Donald Trump will lose his presidential campaign – but what he represents isn’t going anywhere
Donald Trump, for all that he is pushing his supposed novelty as the great reason fearful Americans should vote for him, is actually part of a very old American story, even if he is probably personally unaware of this. Before dispatching him to the obscurity he so richly deserves, it is important to place Trump within the broader American political experience, if we are to understand what is going on in my fretful country.
Perhaps unsurprisingly given his abrupt, recent conversion to the Republican Party, Trump’s immediate political forebears were southern populists in the Democratic Party in the 1960s and 1970s. More than anyone else, he resembles – both in terms of his anti-establishment style and cynical if surprisingly effective opportunism over the country’s social divisions – George Wallace, rogue Democrat, who was the unofficial king of the white south during the days of civil rights tensions.

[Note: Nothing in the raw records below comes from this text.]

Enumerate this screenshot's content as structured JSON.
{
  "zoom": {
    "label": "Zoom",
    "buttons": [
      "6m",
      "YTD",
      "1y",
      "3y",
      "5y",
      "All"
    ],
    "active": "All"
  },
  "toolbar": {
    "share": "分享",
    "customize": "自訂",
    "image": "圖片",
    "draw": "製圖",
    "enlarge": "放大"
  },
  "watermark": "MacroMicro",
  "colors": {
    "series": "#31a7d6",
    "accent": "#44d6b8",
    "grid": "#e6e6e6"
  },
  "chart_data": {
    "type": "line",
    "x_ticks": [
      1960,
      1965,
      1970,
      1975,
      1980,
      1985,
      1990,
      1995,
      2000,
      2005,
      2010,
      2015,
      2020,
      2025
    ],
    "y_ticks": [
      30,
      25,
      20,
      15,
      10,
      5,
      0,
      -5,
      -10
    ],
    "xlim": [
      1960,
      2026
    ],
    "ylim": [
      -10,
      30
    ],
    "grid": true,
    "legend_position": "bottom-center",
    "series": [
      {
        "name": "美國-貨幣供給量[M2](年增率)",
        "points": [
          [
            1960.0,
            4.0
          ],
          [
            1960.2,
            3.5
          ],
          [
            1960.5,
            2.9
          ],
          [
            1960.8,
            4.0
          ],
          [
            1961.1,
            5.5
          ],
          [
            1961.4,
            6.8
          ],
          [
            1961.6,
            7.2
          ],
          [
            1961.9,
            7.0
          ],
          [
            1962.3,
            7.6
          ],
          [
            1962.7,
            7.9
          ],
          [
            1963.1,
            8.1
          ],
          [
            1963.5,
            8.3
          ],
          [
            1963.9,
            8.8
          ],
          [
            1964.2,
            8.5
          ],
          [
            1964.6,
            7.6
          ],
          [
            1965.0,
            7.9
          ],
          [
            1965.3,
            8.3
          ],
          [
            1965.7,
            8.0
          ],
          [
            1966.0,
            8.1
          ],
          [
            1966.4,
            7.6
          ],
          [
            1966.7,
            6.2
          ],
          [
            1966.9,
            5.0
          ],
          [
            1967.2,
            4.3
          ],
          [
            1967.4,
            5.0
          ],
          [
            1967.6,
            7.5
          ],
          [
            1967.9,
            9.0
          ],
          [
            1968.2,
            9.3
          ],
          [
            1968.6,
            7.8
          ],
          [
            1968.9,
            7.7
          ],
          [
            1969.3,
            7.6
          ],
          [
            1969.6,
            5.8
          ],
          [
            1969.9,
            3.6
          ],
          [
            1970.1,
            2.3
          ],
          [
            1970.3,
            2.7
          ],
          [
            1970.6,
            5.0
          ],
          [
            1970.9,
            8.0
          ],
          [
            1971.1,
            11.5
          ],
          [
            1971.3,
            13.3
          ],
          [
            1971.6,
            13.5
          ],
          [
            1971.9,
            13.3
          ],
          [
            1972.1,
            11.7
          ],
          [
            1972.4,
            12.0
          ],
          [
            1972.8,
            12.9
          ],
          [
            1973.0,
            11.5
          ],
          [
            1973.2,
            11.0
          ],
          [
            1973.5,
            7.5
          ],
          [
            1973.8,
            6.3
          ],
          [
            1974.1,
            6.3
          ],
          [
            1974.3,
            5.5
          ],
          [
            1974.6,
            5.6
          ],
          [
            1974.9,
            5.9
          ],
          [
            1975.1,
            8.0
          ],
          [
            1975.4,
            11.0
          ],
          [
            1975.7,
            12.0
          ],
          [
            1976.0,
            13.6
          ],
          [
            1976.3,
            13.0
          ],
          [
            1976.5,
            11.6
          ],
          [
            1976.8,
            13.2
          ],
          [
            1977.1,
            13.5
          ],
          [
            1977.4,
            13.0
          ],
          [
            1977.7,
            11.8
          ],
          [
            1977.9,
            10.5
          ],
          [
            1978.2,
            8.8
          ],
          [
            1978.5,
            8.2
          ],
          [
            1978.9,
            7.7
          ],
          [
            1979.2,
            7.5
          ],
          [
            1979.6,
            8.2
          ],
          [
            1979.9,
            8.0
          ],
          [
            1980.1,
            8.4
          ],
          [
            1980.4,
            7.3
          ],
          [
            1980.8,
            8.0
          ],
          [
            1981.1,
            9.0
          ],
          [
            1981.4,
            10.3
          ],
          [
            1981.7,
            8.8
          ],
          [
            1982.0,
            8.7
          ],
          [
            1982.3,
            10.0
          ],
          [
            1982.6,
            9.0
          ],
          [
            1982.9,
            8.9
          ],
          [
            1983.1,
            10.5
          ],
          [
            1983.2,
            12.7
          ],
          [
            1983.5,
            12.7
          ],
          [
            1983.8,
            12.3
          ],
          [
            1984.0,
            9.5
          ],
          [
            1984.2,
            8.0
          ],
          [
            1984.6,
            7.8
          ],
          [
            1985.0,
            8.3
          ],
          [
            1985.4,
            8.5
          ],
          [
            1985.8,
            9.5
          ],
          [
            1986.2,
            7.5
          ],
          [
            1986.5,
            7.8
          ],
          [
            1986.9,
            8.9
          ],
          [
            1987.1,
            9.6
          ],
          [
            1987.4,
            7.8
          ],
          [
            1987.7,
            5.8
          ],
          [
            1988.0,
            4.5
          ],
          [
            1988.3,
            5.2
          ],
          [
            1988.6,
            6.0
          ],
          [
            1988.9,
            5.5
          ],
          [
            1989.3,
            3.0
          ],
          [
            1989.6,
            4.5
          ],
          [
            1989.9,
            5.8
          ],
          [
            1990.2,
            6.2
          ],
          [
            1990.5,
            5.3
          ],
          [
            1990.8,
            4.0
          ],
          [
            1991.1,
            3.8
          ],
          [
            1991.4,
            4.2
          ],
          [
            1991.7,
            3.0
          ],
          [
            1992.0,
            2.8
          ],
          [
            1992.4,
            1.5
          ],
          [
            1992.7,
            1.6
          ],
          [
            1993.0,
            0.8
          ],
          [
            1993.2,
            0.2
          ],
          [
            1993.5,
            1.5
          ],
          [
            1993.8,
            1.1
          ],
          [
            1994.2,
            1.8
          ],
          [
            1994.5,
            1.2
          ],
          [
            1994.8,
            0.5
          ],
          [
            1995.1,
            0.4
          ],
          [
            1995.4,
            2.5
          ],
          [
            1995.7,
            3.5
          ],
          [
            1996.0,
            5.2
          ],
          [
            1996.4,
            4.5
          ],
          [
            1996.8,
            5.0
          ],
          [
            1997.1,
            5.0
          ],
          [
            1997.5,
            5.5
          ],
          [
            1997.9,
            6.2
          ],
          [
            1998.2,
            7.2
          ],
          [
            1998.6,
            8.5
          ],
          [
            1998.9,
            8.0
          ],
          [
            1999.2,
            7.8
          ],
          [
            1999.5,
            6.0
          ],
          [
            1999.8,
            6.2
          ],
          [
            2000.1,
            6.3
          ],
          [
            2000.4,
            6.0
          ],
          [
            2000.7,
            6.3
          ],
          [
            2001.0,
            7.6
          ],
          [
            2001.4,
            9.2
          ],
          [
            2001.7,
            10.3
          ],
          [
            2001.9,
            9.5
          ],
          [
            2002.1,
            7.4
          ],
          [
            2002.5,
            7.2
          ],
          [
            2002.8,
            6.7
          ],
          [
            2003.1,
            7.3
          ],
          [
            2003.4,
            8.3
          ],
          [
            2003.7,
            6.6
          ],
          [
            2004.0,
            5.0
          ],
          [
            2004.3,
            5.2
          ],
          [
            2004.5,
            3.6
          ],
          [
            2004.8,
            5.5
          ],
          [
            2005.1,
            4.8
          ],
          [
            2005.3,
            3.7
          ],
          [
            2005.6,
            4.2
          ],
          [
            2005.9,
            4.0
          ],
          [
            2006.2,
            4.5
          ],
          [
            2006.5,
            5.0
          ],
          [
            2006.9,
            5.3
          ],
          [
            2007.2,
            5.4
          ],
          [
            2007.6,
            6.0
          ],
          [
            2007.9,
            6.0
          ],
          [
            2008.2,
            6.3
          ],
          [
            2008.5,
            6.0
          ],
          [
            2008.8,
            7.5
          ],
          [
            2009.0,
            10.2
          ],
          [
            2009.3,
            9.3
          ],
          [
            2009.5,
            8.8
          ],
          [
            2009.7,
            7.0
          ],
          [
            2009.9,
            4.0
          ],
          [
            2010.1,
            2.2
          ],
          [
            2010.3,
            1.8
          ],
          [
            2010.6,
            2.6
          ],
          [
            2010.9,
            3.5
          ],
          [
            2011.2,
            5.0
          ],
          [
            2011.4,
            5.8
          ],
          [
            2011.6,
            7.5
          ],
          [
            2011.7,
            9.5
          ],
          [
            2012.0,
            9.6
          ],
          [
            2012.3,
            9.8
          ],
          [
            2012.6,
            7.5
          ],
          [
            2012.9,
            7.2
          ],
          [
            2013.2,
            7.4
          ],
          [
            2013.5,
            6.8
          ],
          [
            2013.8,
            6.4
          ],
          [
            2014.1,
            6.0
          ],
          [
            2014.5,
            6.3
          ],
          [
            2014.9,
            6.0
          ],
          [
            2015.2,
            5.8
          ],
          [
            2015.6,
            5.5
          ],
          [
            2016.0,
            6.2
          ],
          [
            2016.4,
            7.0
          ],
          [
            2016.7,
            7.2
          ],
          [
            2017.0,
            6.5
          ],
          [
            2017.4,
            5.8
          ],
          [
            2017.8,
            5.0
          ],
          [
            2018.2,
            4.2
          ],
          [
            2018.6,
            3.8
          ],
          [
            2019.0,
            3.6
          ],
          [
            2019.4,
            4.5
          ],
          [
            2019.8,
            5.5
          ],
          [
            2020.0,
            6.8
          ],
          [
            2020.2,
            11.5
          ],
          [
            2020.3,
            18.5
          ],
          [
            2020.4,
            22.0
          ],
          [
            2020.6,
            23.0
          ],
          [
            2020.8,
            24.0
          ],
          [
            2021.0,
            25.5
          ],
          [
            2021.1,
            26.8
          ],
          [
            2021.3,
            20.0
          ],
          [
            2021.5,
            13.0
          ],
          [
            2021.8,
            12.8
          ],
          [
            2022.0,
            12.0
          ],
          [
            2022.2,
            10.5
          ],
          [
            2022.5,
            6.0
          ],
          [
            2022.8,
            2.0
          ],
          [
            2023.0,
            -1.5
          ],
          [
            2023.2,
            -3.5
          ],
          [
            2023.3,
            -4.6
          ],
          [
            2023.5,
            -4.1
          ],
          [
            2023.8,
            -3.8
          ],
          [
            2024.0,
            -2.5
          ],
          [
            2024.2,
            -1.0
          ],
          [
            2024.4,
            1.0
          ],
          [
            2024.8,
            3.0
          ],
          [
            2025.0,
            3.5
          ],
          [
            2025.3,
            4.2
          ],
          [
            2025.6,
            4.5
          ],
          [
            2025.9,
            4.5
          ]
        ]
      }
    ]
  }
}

Trump’s political base is strikingly similar to Wallace’s: anxious, not particularly well-educated, lower middle class whites, worried that the changing world is passing them by. Above all else, today’s populists (in common with the earlier Wallace supporters) are yearning for a myth. They hanker after the beguiling simplicity of an America that never really existed, when a competitive world failed to intrude upon their rather cosseted lives.
It says it all that Trump’s strikingly effective campaign slogan, “Make America Great Again”, is in reality a code playing to his base’s basic fears and worldview. America used to be great in that it provided a prosperous life for “real Americans” (meaning lower middle class white workers without a college degree), who regardless of their skill set could count on a guaranteed, prosperous existence.
As the far more competitive era of globalisation has dawned – with its greater emphasis on education as being the key to economic success – Trump’s supporters are indeed right; they have been left behind.
Something – largely beneficial for the world in general and broadly for America in particular – has changed, but irredeemably not in their favour. There are more “winners” in the new age, but also more “losers”. The specific reason Trump harps on the notion of “winning” to anyone who will listen is that this feeling of success is precisely what his supporters have lost – above all economically for themselves – and what they yearn to have back.
There is also a foreign policy aspect to Trump’s thinking. By definition, the new multipolar world order means that, as powerful as it remains, America is in relative decline, as the rest of the world – from Trump bogeymen China and Mexico to other emerging markets – are growing in overall importance. If the specific worsening economic condition of Trump’s supporters is their primary complaint, they also see it reflected in terms of America’s diminution of power on the global stage.
Trump’s supporters yearn for the unipolar world, that brief halcyon time following the end of the Cold War when the US stood literally alone, largely being able to do whatever it wanted. And it is this loss of unfettered power that explains Trump’s otherwise quite mad assertions that the US will make Mexico pay for a wall to keep out immigrants that America builds, just as the US will blithely tax Chinese goods to the point that manufacturing jobs (the lower middle class’s former preserve) magically return to America. Trump ignores multipolarity because his base detests our new era, just as he celebrates the magical time when America could do as it pleased. It is just another way of turning back the clock, which is what this whole wild ride has been about.
But Trump’s political days are numbered. Primarily, he will lose due to simple maths. As was true for Wallace’s four runs for the presidency, Trump has what political pros would call a high floor but a low ceiling. Those who love him will always do so, but he is just not the sort of guy to ever win over anyone other than his fanatically loyal base. As the Republican primaries progress and the field narrows, 25 per cent (Trump’s base) is simply far too low a number to prevail. As the statistician Nate Silver put it, Trump represents 25 per cent of the 25 per cent of Americans who identify as Republicans, or 6 to 8 per cent of the electorate, roughly the percentage who think the Apollo moon landings were faked.
So Trump needs to be understood, as he represents the organic American populist school of thought, one not often heard of outside the confines of the US. But, odious as he is, Trump is not to be politically feared.